On May 8, known as Victory in Europe Day, or V-E Day, spontaneous celebrations erupted all over the Allied countries, including now-famous victory parties in New York’s Times Square and London’s Trafalgar Square.

In London, “American sailors and laughing girls formed a conga line down the middle of Piccadilly and cockneys linked arms in the Lambeth Walk,” wrote New Yorker columnist Mollie Panter-Downes. “It was a day and night of no fixed plan and no organized merriment. Each group danced its own dance, sang its own song, and went its own way as the spirit moved it.”

Canada's celebrations included an alcohol-fueled riot in Halifax, while the West Coast remained cautious of the Japanese threat still present.

But for many, V-E Day elicited as much mourning as celebration. The BBC writes that the feelings of one British sailor were typical: “On hearing the news he felt immediate exhilaration and marked the occasion with some ‘liberated’ champagne. But then ‘reaction set in’ as he thought of his friends who had been killed, and he no longer felt like celebrating.”

Background: The Fall of Berlin and Hitler’s Death

The Battle for Berlin was the decisive battle of the War in Europe, ending with the fall of the Third Reich. Stalin, hoping to seize Berlin before the Western Allies could, launched a massive artillery attack on the city starting April 15.

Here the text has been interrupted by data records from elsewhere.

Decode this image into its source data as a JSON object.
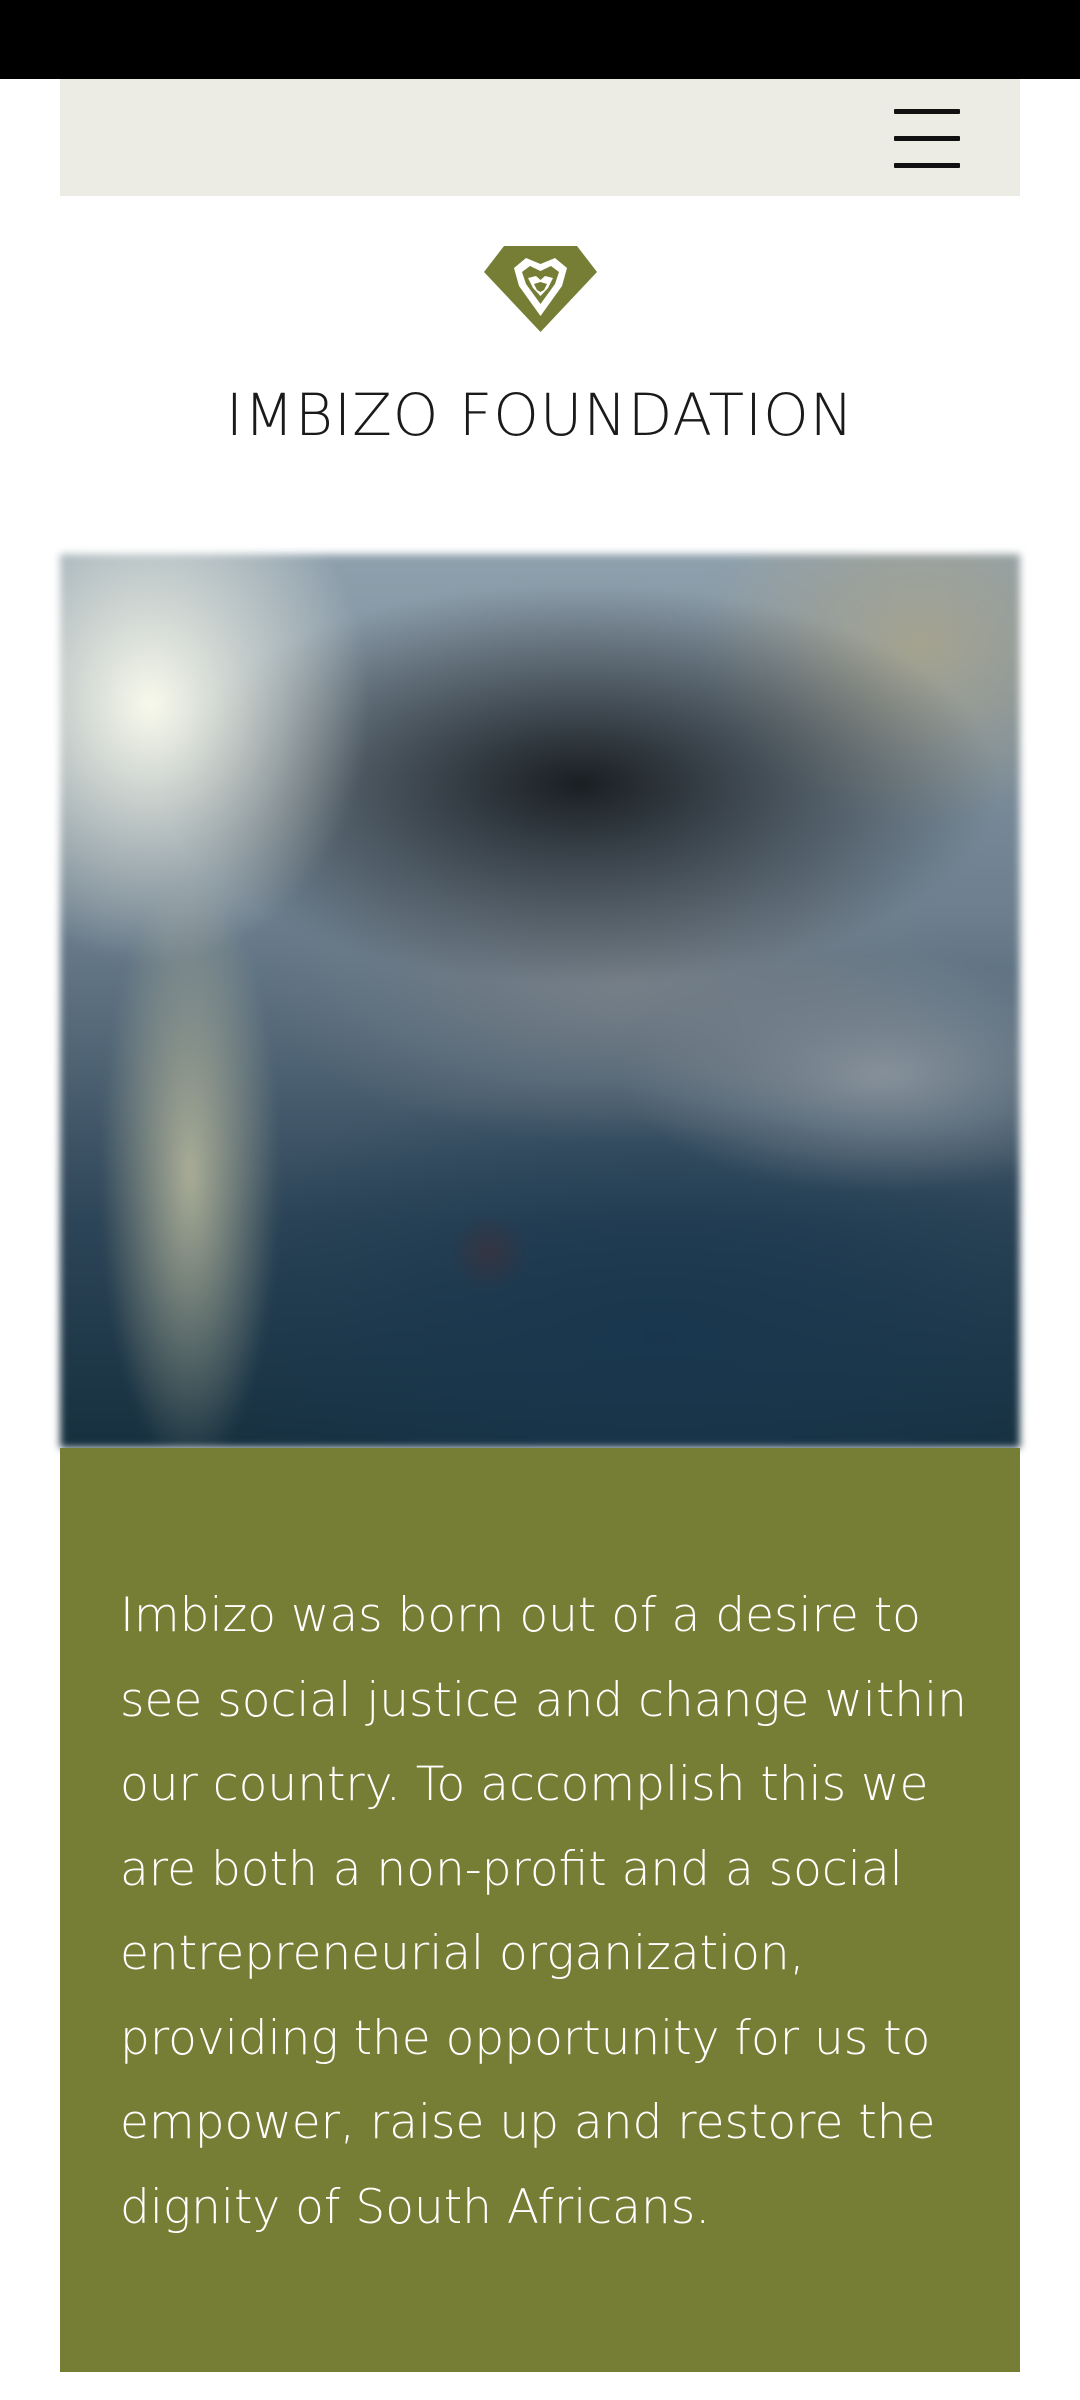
{
  "header": {
    "menu_icon": "hamburger-menu-icon"
  },
  "brand": {
    "logo_icon": "lion-diamond-logo",
    "title": "IMBIZO FOUNDATION",
    "accent_color": "#767e35"
  },
  "hero": {
    "image": "blurred-photo"
  },
  "about": {
    "text": "Imbizo was born out of a desire to\nsee social justice and change within\nour country.  To accomplish this we\nare both a non-profit and a social\nentrepreneurial organization,\nproviding the opportunity for us to\nempower, raise up and restore the\ndignity of South Africans."
  }
}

On April 30, with his bunker under heavy fire and his capital city in ruins, Hitler committed suicide. On the night of May 2, German troops surrendered to the Soviets.

Key Player: Karl Doenitz

Karl Doenitz served as a submarine officer in the first World War, and then he oversaw the secret and illegal construction of the German submarine fleet under Hitler. In April 1945, Hitler, having lost faith in Hermann Goering and Heinrich Himmler, decided to name Doenitz his successor as president of the Third Reich. Doenitz served as president for just over a week before authorizing the surrender; two weeks later, he was arrested by British forces.

Doenitz was put on trial at Nuremberg and sentenced to 10 years for war crimes, though he was not charged with crimes against humanity. It was “possibly the most controversial verdict the court handed down,” writes the BBC. “Many in the Allied military regarded him as an honourable officer who did not deserve to be lumped together with people like Goering.”

Historical Context: World War II

The findingDulcinea Web Guide to World War II links to the most comprehensive and reliable sources on the war.

Related Topic: Victory Over Japan Day

The war in the Pacific continued for another three months. The United States dropped two atomic bombs on Japan in August, forcing the Japanese to surrender.

News of the surrender sparked celebrations in the United States on Aug. 15, most remembered by a famous photograph of a sailor kissing a nurse in New York’s Times Square.